Like... how is it possible? The past two worlds were a blast, how come from world 3 onwards the game just… didn’t feel right? After finishing, I thing the answer lies on the fact the game stops revolving around you trying different things and you finding an answer out of the multiple ones, to a trial and error festival that demands of you doing the puzzle the EXACT way the game wants you, and if you fuck up, you gotta repeat all over again. And you may be thinking: ‘’Demon you absolute nut shitter, that’s exactly what puzzle games are about’’, and while that’s true (tho we could argue that the best and most challenging puzzle games are the ones that let you solver their puzzles in multiple ways), Toodee and Topdee is also a platforming game, and that’s the thing that hampers it the most. Cryptic solutions, really wonky hitboxes at times, bosses that just feel like memory trials and not actual challenges that demand skill, and the one that ISN’T based around trial and error, it’s the most annoying lump of pixels I’ve ever come across in a LONG time. But perhaps worst of all, not only there’s the possibility of one of the two characters dying, and as such having to start THE WHOOOOOOOLE thing again, but it also doesn’t have any kind of rewind feature, and you know what that means: if you screw up at some point, and unless you are the most skilled player alive, YOU WILL, there’s no way to undo the error you just made, you have to start. All. Over. Again. And again. And again. And again. And again. And again. And again. And again. And again. And again. AND. AGAIN. It all just feels like frustration for the sake of frustration, all culminating on the last world and levels, in which you have to do them basically perfect if you want to complete them, as if you fuck it up even once, you die. The thing that basically sold me on the game, the mix of puzzling and platforming elements, ended up being the exact thing that caused it’s downfall, leaving the game stuck between dimensions, not knowing what it really wants to be, something that even affects the story!

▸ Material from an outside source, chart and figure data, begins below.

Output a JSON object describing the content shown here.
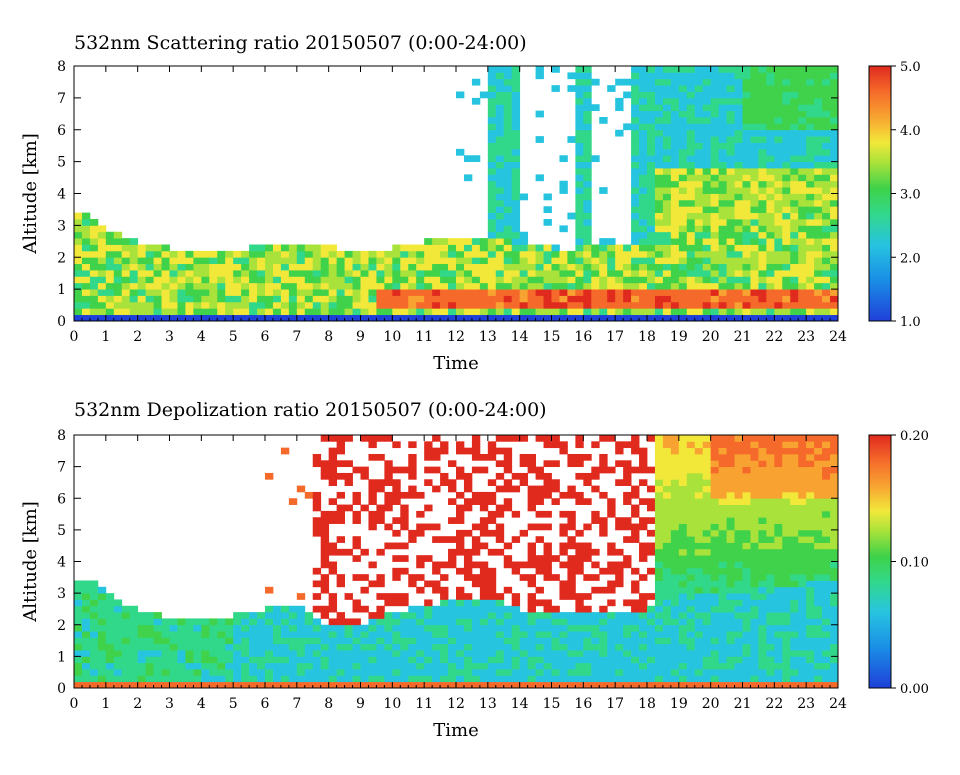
{
  "chart_data": [
    {
      "type": "heatmap",
      "title": "532nm Scattering ratio  20150507 (0:00-24:00)",
      "xlabel": "Time",
      "ylabel": "Altitude [km]",
      "xlim": [
        0,
        24
      ],
      "ylim": [
        0,
        8
      ],
      "x_ticks": [
        "0",
        "1",
        "2",
        "3",
        "4",
        "5",
        "6",
        "7",
        "8",
        "9",
        "10",
        "11",
        "12",
        "13",
        "14",
        "15",
        "16",
        "17",
        "18",
        "19",
        "20",
        "21",
        "22",
        "23",
        "24"
      ],
      "y_ticks": [
        "0",
        "1",
        "2",
        "3",
        "4",
        "5",
        "6",
        "7",
        "8"
      ],
      "colorbar": {
        "range": [
          1.0,
          5.0
        ],
        "ticks": [
          "1.0",
          "2.0",
          "3.0",
          "4.0",
          "5.0"
        ]
      },
      "features": {
        "boundary_layer_top_km": [
          [
            0,
            3.4
          ],
          [
            0.6,
            3.3
          ],
          [
            1,
            2.9
          ],
          [
            2,
            2.5
          ],
          [
            3,
            2.3
          ],
          [
            4,
            2.1
          ],
          [
            5,
            2.2
          ],
          [
            6,
            2.4
          ],
          [
            7,
            2.5
          ],
          [
            8,
            2.4
          ],
          [
            9,
            2.1
          ],
          [
            10,
            2.3
          ],
          [
            11,
            2.5
          ],
          [
            12,
            2.6
          ],
          [
            13,
            2.7
          ],
          [
            14,
            2.4
          ],
          [
            15,
            2.3
          ],
          [
            16,
            2.3
          ],
          [
            17,
            2.35
          ],
          [
            18,
            2.4
          ],
          [
            19,
            2.8
          ],
          [
            20,
            3.1
          ],
          [
            21,
            3.2
          ],
          [
            22,
            3.3
          ],
          [
            23,
            3.4
          ],
          [
            24,
            3.5
          ]
        ],
        "cloud_columns_h": [
          [
            13.1,
            14.0
          ],
          [
            15.7,
            16.0
          ],
          [
            16.0,
            16.2
          ],
          [
            17.5,
            17.9
          ],
          [
            18.0,
            18.2
          ]
        ],
        "high_ratio_band_km": [
          0.4,
          1.0
        ],
        "aerosol_layer_km_after_18h": [
          2.8,
          4.8
        ]
      }
    },
    {
      "type": "heatmap",
      "title": "532nm Depolization ratio  20150507 (0:00-24:00)",
      "xlabel": "Time",
      "ylabel": "Altitude [km]",
      "xlim": [
        0,
        24
      ],
      "ylim": [
        0,
        8
      ],
      "x_ticks": [
        "0",
        "1",
        "2",
        "3",
        "4",
        "5",
        "6",
        "7",
        "8",
        "9",
        "10",
        "11",
        "12",
        "13",
        "14",
        "15",
        "16",
        "17",
        "18",
        "19",
        "20",
        "21",
        "22",
        "23",
        "24"
      ],
      "y_ticks": [
        "0",
        "1",
        "2",
        "3",
        "4",
        "5",
        "6",
        "7",
        "8"
      ],
      "colorbar": {
        "range": [
          0.0,
          0.2
        ],
        "ticks": [
          "0.00",
          "0.10",
          "0.20"
        ]
      },
      "features": {
        "boundary_layer_top_km": [
          [
            0,
            3.4
          ],
          [
            0.6,
            3.5
          ],
          [
            1,
            3.0
          ],
          [
            2,
            2.5
          ],
          [
            3,
            2.2
          ],
          [
            4,
            2.1
          ],
          [
            5,
            2.3
          ],
          [
            6,
            2.5
          ],
          [
            7,
            2.6
          ],
          [
            8,
            2.0
          ],
          [
            9,
            2.0
          ],
          [
            10,
            2.4
          ],
          [
            11,
            2.6
          ],
          [
            12,
            2.8
          ],
          [
            13,
            2.9
          ],
          [
            14,
            2.5
          ],
          [
            15,
            2.4
          ],
          [
            16,
            2.4
          ],
          [
            17,
            2.4
          ],
          [
            18,
            2.5
          ],
          [
            19,
            2.9
          ],
          [
            20,
            3.0
          ],
          [
            21,
            3.1
          ],
          [
            22,
            3.2
          ],
          [
            23,
            3.3
          ],
          [
            24,
            3.4
          ]
        ],
        "high_depol_top_km_after_20h": [
          6.0,
          8.0
        ]
      }
    }
  ]
}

While the two main characters are fine and charming, the game as a whole has dialogue that is constantly trying to make jokes, puns and soft fourth wall breaks, and even ignoring the fact that I didn’t find them particularly funny, it makes an ending that tries to be emotional completely meaningless. The game didn’t take itself seriously for most of the adventure, hell, there are barely any instances where the characters interact at all in the first place, if all of the story was like this, I wouldn’t even talk about it, but since the finale tries to go for this ‘’sappy’’ route, I’m not even surprised that I didn’t feel nothing, ‘cause, if the game can’t even make up its mind about what it really is, how can I even care?

And that’s what kills me, that I don’t care about Toodee and Topdee, because I wanted to love this game so badly. The concept, the first bunch of levels, the soundtrack, the animations, all amazing elements that cannot fix a frustrating, indecisive mess of a game that feels like it has a semicolon in the middle. I can’t call it bad, it does have some incredible moments, some (VERY) few levels even in the later half are good and the final section shows how this game really wanted to be something special, but even in that part it just was infuriating.

It's the worst kind of mediocre game: A game that has so many fun and genius elements ; yet it takes a path that makes it much worse that it could have been.

Tho I have to say, the game did teach me something, and that is that pigs in 3D are killing machines. Those pesky porks!